With the sauna business in decline, he talked his father, who was the original operator of the sauna, and his partners into converting their business into a hotel. Drawing ideas from Korea’s Jjimjilbang (a combination spa, gym, and snack bar popular with young people), foreign youth hostels, and Japanese “capsule” hotels, he developed a unique business model that he hoped would provide travelers “personal freedom without too much isolation.”
A home away from home
One question worth considering is whether an ideal hotel should make guests feel it is their “home away from home,” or rather should offer them new experiences.
Renowned industrial designer Hsieh Jung-ya believes that the international hotel industry has developed a very fixed concept of the hotel as a “home away from home” over the last 100 years.

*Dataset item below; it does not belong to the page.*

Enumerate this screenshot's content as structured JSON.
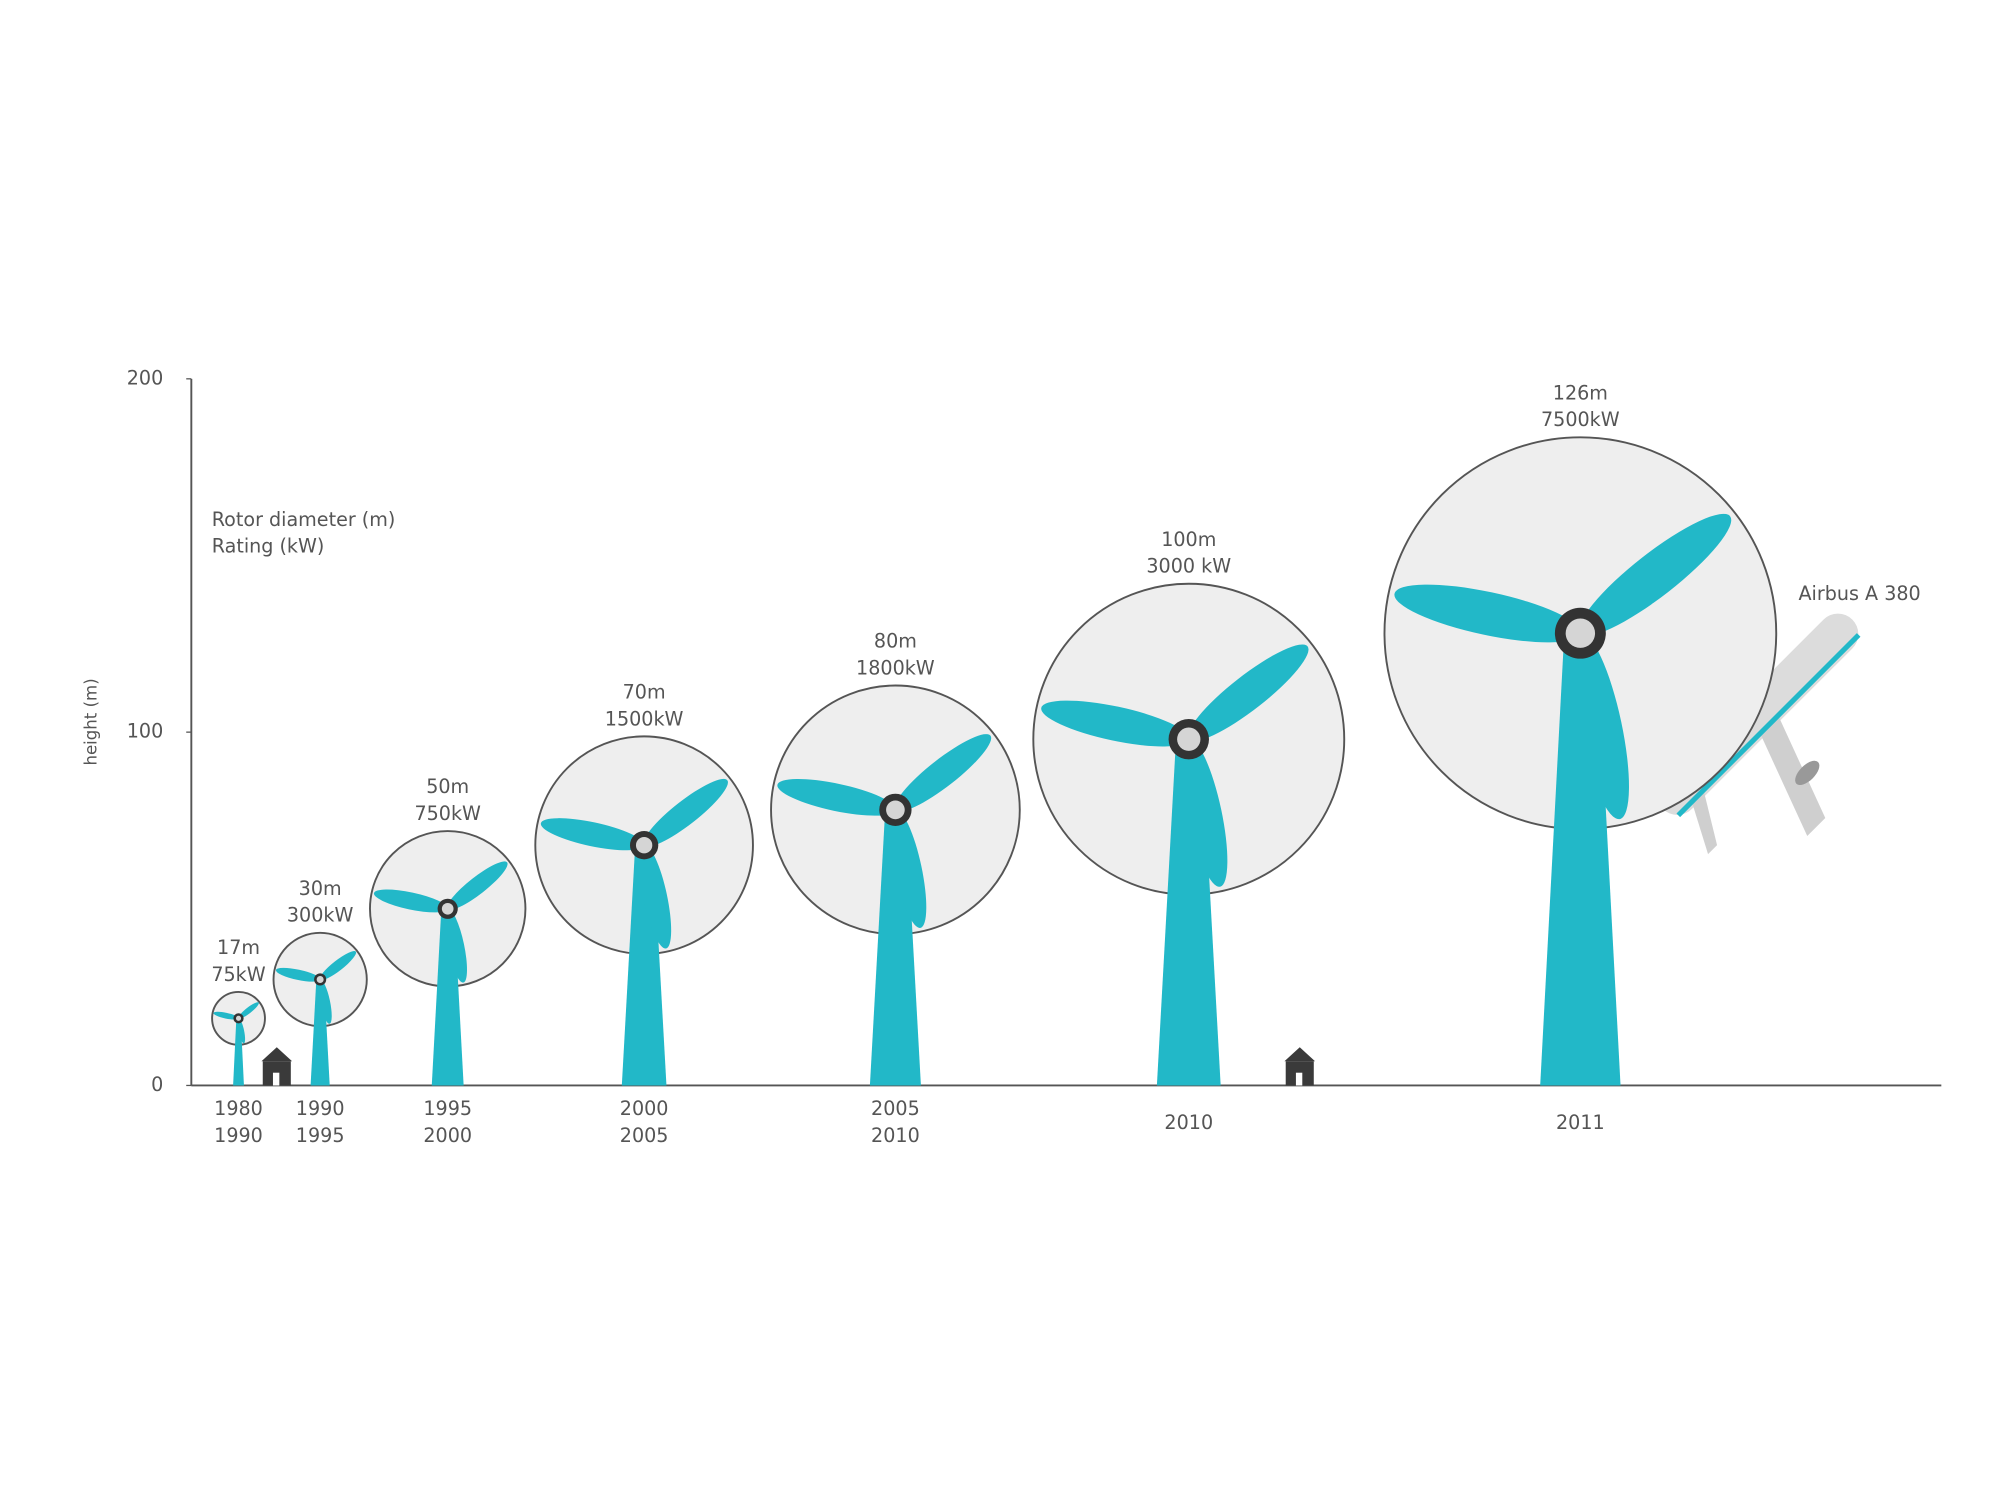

The industry’s core values and its underlying design aesthetic are built around the expectation that a hotel will be as relaxing, comfortable, and reliable as home.
But the global proliferation of “design hotels” over the last 30 years has turned this concept of “hotel as home” on its head. “People go on vacation to experience an ambiance different from that of their homes,” explains Hsieh, “to enrich their lives.”
Yen Chung-hsien argues instead that the industry’s final frontier is “redefining every aspect of your home and your life.” For example, General Hotel Management, a leader in the design hotel segment, delivers a different cultural experience in every country, while also providing guests with the inspiration to create a more delightful, comfortable home.
Perhaps the hotel awaiting you at the end of a day of travel is more a metaphor for home. The very transiency of your relationship with a hotel makes it better suited to the drifting of travel, and ultimately better able to soothe your weary spirit.